Gidney heads east
Nick Gidney is ready for the next challenge in his hockey career.
The 20-year-old St. Catharines native, who has three seasons of junior B experience under his belt with the Thorold Blackhawks, will suit up for the Miramichi Timberwolves of the Maritime Junior Hockey League for the 2020/21 season.
“I was planning on moving on,” Gidney said. “I was planning for my last year of junior to get the full experience, go live somewhere else and play in a different city and a different team.
“I’m excited for the challenge. I wanted to go jump to a higher level last year but honestly I didn’t help myself. I didn’t really try out anywhere or contact anyone.”
Gidney will be playing in Miramichi with former Thorold forward and good friend Spencer Blackwell, who played in Truro last season.
“He has played in the league and he says it’s great hockey. It’s a little town like Thorold and I’ll be living with him so I’ll be fine,” Gidney said. “I’m really excited about that because I get to play with him for my last year of junior.”
Gidney wasn’t able to make a trip out east to check things out but did have a chance to speak with Miramichi coach Rob MacDonald.
“He said a few D may be coming back from Major Junior and the Quebec League so maybe I’ll start as a four or five,” Gidney said. “If you prove yourself in camp, then you obviously will start higher.
“It’s tough because he’s never seen me and I’ve never met him. Based off camp we’ll know more. It’s just a waiting game.”
Gidney was as a reliable defender in his three seasons with the Hawks and also showed flashes of offensive potential with a combined 20 goals over the last two seasons.
Thorold coach Scott Barnes has seen Gidney grow substantially as a player in his three years with the team.
“He established himself as one of the best two-way D-men in the league,” Barnes said. “He came from midget as 17-year-old and was more of a stay-at-home, shutdown type. His second year he really took off, playing big minutes and adding offence to his game. He ran the power play and had a real good year and followed that up with another strong season last year.”
Barnes was disappointed to see Gidney leave, but understands his reasoning.
“I feel he would have been the top D-men in our league had he have come back but it’s time for him to advance and see what he can do at next level,” Barnes said. “He’s going to a deep junior A team this year where he should slot in nicely. They aren’t going to ask as much out of him as we have but he should really excel in his shutdown role once again and then provide some offence as well I’m sure.
“They are getting a good player and a great kid with high character. I can’t say enough about Nick.”
Gidney will miss playing for the Blackhawks.

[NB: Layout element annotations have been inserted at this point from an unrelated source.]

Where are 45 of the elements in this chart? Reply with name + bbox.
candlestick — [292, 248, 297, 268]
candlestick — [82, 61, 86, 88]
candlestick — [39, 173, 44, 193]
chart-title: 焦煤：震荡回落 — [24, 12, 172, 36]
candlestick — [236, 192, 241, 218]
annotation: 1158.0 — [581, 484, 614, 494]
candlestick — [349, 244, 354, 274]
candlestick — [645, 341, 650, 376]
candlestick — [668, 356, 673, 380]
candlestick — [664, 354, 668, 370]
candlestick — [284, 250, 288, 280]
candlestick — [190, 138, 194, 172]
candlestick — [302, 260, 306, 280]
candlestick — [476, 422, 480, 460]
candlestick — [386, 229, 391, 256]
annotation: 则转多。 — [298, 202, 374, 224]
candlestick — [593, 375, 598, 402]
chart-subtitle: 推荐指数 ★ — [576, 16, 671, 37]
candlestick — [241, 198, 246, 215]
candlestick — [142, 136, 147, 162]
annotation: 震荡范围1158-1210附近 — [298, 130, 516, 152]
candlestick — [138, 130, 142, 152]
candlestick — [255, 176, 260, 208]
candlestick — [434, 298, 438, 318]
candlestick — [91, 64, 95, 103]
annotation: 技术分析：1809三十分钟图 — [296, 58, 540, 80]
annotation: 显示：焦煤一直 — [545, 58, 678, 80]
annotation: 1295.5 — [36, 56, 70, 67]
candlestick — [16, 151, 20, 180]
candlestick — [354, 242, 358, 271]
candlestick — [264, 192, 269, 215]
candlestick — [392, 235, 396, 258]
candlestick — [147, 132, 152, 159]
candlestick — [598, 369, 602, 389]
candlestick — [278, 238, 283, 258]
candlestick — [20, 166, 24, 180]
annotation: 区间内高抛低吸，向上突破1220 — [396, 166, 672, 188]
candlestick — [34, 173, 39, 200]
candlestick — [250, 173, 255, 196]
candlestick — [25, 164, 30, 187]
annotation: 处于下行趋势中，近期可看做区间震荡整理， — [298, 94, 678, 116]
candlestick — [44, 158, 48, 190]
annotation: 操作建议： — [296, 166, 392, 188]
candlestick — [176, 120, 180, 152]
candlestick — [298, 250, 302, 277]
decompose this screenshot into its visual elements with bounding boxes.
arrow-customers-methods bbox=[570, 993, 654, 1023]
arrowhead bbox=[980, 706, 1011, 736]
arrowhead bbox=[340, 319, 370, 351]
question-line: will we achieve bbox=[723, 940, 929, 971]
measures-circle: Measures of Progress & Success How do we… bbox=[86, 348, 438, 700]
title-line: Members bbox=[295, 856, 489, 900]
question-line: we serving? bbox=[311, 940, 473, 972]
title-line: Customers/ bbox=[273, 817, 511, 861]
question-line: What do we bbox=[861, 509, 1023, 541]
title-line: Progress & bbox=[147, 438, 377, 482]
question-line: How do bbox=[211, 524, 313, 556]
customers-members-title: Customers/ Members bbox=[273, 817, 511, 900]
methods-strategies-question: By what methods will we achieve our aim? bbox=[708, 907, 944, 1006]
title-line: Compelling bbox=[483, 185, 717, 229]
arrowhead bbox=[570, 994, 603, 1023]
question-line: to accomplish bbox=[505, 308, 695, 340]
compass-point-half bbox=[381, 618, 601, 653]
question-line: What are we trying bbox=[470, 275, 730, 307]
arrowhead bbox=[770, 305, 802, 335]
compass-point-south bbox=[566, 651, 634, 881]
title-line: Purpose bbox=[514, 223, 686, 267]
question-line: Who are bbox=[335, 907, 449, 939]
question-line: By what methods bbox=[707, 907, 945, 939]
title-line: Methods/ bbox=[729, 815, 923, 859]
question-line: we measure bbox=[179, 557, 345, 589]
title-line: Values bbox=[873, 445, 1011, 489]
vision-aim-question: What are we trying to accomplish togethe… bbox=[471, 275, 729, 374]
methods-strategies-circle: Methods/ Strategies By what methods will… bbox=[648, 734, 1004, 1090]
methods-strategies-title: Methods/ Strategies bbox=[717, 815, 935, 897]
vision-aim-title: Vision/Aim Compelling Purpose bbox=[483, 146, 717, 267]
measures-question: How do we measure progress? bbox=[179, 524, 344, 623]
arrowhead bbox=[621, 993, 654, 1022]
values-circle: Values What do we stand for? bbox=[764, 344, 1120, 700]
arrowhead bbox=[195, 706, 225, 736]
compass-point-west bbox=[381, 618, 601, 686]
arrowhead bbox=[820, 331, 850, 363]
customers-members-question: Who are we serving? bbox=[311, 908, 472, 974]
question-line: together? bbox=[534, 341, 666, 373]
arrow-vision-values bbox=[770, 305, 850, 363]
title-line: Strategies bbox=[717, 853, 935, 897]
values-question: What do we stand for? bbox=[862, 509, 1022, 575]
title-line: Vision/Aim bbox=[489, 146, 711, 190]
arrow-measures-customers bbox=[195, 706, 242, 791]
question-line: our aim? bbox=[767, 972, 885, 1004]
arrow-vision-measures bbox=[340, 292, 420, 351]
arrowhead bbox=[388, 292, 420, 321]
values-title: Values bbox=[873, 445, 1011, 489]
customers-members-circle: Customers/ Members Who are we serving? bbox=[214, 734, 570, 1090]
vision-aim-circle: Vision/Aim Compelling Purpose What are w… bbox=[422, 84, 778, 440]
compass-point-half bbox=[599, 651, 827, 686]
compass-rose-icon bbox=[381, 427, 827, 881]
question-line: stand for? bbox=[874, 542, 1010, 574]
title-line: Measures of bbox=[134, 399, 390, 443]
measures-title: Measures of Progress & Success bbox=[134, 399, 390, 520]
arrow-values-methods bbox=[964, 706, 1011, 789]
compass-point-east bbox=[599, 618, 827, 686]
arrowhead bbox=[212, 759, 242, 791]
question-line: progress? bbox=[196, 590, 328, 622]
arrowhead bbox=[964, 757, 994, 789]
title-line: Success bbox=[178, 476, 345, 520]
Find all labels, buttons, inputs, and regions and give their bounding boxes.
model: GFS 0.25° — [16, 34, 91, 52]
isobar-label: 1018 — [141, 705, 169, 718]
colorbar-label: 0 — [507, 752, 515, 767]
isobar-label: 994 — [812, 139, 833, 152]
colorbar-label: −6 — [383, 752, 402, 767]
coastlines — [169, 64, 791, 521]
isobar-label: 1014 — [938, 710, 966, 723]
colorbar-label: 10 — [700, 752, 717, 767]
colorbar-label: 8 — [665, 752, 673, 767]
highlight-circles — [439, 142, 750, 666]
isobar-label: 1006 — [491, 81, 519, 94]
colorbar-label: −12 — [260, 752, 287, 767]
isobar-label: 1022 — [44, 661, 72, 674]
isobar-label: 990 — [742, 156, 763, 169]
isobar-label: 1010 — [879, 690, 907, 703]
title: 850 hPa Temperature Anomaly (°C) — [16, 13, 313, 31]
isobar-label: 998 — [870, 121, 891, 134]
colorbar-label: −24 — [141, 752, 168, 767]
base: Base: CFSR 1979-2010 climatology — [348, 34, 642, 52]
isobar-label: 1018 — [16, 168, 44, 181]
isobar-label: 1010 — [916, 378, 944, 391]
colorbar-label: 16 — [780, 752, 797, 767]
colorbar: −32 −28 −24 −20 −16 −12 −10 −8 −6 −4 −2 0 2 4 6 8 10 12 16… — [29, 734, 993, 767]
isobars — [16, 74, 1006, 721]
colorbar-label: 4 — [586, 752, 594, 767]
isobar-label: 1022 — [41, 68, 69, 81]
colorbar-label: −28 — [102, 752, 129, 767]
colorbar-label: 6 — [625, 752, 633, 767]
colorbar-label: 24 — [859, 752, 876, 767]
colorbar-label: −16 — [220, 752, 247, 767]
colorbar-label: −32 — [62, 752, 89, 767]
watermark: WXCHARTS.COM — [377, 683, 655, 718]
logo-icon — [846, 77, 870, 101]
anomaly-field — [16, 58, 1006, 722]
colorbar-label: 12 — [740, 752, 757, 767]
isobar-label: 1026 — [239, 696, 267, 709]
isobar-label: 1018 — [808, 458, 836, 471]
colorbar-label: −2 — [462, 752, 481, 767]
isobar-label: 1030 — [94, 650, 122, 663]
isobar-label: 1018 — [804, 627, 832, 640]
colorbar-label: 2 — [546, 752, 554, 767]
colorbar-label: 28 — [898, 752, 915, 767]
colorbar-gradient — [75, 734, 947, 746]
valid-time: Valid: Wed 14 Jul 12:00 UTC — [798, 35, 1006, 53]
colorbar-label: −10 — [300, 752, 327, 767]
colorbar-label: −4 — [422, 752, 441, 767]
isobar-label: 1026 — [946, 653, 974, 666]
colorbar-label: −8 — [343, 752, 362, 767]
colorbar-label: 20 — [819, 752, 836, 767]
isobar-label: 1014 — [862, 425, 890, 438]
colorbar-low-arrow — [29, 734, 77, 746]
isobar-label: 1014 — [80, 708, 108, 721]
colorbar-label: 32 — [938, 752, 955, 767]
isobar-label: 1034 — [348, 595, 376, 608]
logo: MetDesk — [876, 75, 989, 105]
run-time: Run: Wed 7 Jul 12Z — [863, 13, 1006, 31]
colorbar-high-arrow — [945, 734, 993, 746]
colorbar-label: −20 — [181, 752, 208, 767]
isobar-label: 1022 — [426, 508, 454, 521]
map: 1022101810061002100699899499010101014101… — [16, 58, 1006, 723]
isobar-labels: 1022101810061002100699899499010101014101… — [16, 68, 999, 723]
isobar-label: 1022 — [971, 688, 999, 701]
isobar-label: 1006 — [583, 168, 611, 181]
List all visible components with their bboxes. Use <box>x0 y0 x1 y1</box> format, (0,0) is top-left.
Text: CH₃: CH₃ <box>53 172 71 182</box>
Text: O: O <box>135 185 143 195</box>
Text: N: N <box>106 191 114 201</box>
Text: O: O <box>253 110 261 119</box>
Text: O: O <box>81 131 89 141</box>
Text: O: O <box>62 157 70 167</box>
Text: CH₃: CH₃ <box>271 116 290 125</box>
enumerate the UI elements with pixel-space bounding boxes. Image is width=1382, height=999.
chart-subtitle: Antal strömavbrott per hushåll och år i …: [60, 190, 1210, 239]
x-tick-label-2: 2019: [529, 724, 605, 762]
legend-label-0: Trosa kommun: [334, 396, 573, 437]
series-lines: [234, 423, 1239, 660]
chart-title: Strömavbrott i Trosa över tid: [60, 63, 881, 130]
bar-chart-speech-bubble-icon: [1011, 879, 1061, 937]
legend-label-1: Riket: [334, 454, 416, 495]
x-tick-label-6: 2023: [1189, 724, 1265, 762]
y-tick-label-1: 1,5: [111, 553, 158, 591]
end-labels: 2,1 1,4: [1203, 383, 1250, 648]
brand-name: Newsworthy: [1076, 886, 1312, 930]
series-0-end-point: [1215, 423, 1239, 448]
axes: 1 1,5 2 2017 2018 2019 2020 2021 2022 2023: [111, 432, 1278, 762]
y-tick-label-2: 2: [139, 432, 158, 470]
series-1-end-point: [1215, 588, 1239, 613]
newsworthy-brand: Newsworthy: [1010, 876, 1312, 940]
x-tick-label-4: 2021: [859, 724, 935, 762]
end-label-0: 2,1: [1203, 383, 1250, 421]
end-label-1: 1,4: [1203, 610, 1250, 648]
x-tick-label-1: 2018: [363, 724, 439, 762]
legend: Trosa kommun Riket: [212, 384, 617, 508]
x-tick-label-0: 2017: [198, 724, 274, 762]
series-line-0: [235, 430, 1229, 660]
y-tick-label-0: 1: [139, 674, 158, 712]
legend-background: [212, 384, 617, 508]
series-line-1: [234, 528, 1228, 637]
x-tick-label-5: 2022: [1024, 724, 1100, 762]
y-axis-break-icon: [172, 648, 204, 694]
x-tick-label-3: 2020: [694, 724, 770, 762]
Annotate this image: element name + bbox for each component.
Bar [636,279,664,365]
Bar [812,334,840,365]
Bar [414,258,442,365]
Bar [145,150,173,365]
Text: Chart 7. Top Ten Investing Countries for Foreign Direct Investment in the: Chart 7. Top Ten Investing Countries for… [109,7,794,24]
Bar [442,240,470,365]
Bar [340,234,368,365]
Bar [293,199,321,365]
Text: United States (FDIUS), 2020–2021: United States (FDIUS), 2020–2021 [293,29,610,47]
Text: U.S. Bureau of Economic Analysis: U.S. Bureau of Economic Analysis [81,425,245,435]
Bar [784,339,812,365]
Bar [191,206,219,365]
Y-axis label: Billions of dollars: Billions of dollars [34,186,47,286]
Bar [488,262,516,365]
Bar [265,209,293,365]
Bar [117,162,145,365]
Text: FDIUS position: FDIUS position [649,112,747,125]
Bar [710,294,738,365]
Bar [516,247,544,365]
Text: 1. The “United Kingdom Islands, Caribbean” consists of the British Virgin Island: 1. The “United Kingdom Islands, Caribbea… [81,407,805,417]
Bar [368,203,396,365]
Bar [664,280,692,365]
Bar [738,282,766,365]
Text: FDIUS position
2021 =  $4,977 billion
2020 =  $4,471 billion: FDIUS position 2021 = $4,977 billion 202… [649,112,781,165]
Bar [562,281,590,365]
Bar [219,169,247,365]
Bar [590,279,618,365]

“I’ve played there for three years and I’ve had such a great relationship with all the coaches and all the guys. I wouldn’t have wanted to play anywhere else for my first three years of junior,” he said. “The relationships I’ve made over the years and how well Scott has treated me, he said he doesn’t have a problem with me moving on because of what I’ve done in Thorold.”
Gidney plans to leave for New Brunswick Sept. 18. He will have to quarantine for two weeks before heading to training camp.
“It’s going to be a good challenge. I’m excited for it and hopefully it all works out.”
The MHL consists of five teams from New Brunswick and one team from Prince Edward Island, which make up the EastLink North Division, and six teams from Nova Scotia which make up the Eastlink South Division. The winner of the MHL playoffs competes for the Fred Page Cup against the winners of the Quebec Junior AAA Hockey League and the Central Junior A Hockey League. The winner of the Fred Page Cup then moves on to compete for the Canadian National Junior A Championship, formerly known as the Royal Bank Cup.